«L’annessione che Israele progetta in Cisgiordania è una dichiarazione di guerra». Ha fatto la voce grossa l’altro giorno Abu Obeida, responsabile per i rapporti con i media delle Brigate Ezzedin al Qassam, l’ala militare di Hamas. Parole alle quali ha subito reagito il ministro della difesa israeliano Benny Gantz. «Israele non accetta minacce. Ricordo ai leader di Hamas che saranno loro i primi a pagare per qualsiasi aggressione», ha avvertito Gantz. Ma dietro le parole infuocate di Abu Obeida c’è davvero Hamas pronto anche ad usare le armi pur di fermare l’annessione a Israele di porzioni di Cisgiordania? I dubbi sono forti.

In queste ultime settimane non è sfuggito il basso profilo mantenuto sull’annessione dal movimento islamico che controlla Gaza dal 2007 e che da allora è impegnato in uno scontro senza esclusione di colpi con il partito Fatah, spina dorsale dell’Autorità nazionale palestinese di Abu Mazen. Di tanto in tanto leader e portavoce di Hamas hanno condannato con forza il piano israeliano. E hanno applaudito alla decisione presa da Abu Mazen di interrompere i rapporti con Israele e Stati uniti. Non sono andati molto oltre, lasciando intendere che, pur sostenendo la lotta dei «fratelli palestinesi» in Cisgiordania, l’organizzazione manterrà una posizione più defilata ma pronta ad intervenire.

«Ciò non deve sorprenderci» ci dice l’analista Ghassan al Khatib, docente di scienze politiche all’università di Bir Zeit. «Ci sono diverse ragioni che spiegano questa posizione cauta», aggiunge Khatib, «Hamas è una organizzazione islamista e solo vagamente anche nazionalista. Perciò guarda al territorio nel suo insieme, teorizza la liberazione di tutta la Palestina e nell’arco della sua esistenza (dal 1987 a oggi, ndr) ha avuto posizioni fluttuanti sull’idea di uno Stato palestinese solo nei Territori occupati da Israele nel 1967, anche solo a scopo tattico».

La soluzione a Due Stati (Israele e Palestina), prosegue l’analista, «appartiene all’Anp, all’Olp, ad Abu Mazen, a Fatah e ad altre forze politiche, non ad Hamas che l’ha respinta assieme agli accordi di Oslo del 1993». Secondo Khatib il movimento islamico in questa fase interessato più di ogni altra cosa «a rafforzare il suo controllo di Gaza e a stabilizzare le condizioni di vita dei (due milioni di) palestinesi che vi vivono».

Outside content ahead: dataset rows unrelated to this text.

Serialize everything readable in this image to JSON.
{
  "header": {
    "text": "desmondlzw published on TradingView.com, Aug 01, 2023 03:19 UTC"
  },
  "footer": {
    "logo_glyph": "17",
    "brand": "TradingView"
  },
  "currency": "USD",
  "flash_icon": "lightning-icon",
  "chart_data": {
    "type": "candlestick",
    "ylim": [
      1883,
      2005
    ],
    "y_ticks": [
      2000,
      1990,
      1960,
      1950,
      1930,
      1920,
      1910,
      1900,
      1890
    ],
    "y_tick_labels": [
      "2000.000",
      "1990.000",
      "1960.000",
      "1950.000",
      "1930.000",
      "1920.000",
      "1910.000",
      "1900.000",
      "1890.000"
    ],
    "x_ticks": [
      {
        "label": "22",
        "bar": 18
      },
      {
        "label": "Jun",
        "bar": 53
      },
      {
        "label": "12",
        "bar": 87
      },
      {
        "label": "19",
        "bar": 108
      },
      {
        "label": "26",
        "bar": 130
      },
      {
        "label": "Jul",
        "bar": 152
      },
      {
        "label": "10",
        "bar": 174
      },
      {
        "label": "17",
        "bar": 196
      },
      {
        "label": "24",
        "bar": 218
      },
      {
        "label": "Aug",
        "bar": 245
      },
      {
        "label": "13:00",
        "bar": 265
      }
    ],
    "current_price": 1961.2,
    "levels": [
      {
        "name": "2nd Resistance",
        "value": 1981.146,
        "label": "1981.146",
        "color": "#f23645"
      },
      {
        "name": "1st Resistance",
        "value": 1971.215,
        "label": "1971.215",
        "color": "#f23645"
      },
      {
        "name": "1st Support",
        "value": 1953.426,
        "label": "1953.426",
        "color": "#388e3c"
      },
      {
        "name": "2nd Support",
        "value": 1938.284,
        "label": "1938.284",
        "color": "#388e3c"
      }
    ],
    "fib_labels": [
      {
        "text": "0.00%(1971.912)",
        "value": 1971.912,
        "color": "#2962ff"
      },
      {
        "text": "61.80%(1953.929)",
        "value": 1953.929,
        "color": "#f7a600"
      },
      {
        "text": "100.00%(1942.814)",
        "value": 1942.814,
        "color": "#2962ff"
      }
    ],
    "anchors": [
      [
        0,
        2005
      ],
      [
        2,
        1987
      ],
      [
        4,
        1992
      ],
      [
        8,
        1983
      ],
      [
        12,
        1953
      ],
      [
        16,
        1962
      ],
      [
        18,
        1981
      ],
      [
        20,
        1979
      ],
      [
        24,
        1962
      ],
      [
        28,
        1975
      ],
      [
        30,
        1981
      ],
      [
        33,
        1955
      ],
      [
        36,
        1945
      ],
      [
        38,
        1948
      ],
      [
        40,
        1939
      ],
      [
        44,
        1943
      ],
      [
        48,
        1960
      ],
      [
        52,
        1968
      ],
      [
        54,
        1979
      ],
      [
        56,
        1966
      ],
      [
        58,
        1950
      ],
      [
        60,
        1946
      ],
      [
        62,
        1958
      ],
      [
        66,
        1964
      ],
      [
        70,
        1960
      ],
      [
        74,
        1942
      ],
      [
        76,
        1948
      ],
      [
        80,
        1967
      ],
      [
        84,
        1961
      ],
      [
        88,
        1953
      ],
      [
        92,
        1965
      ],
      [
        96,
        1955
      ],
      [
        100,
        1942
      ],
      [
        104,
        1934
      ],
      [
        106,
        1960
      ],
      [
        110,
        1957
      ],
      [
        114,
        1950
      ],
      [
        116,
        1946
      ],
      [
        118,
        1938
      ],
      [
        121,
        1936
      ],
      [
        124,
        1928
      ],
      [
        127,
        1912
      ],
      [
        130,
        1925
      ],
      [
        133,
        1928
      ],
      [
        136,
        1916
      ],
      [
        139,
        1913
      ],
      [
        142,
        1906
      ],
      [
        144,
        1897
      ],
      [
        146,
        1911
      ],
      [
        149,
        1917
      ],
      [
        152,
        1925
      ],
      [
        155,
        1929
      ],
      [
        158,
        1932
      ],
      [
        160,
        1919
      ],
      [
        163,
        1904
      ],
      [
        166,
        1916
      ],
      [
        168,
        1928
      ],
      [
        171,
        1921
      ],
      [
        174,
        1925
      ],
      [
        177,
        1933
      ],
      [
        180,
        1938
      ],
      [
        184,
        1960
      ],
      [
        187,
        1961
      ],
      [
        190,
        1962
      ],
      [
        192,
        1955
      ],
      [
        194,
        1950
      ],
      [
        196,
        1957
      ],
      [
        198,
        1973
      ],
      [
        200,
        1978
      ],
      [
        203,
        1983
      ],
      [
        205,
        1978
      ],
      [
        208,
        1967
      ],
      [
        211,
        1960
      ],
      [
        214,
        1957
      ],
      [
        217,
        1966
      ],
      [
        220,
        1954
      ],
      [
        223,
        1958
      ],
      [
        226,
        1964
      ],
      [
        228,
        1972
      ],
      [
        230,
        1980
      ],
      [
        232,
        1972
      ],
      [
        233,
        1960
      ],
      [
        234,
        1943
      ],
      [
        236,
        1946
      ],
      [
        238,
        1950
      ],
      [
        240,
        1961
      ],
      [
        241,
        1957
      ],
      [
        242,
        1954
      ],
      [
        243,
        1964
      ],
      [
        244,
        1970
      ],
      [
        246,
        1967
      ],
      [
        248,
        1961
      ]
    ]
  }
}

Secondo un’opinione diffusa proprio i problemi umanitari a Gaza sono tra i motivi che inducono Hamas a una linea prudente. «La nostra gente condanna Israele e sostiene la lotta contro i suoi piani in Cisgiordania. Però è anche esausta dopo tre offensive militari israeliane negli ultimi 12 anni. Non c’è lavoro, la povertà estrema è in aumento e il coronavirus ha complicato tutto. Migliaia di famiglie sopravvivono grazie agli aiuti che arrivano dal Qatar. Hamas sa che Gaza non è in grado di sopportare le conseguenze di un’altra guerra», ci dice Aziz Kahlout, un giornalista di Gaza che, per le ragioni citate, tende ad escludere che i leader islamisti «possano ordinare alle cellule in Cisgiordania di attivarsi in un confronto armato prolungato con Israele e dare il via a lanci di razzi (da Gaza)».

E ricorda che Hamas resta sempre impegnato in un negoziato indiretto, attraverso l’Egitto, con Israele per il raggiungimento di una tregua a lungo termine e per uno scambio di prigionieri che, se dovesse concretizzarsi, rafforzerebbe la sua immagine e il suo programma tra i palestinesi.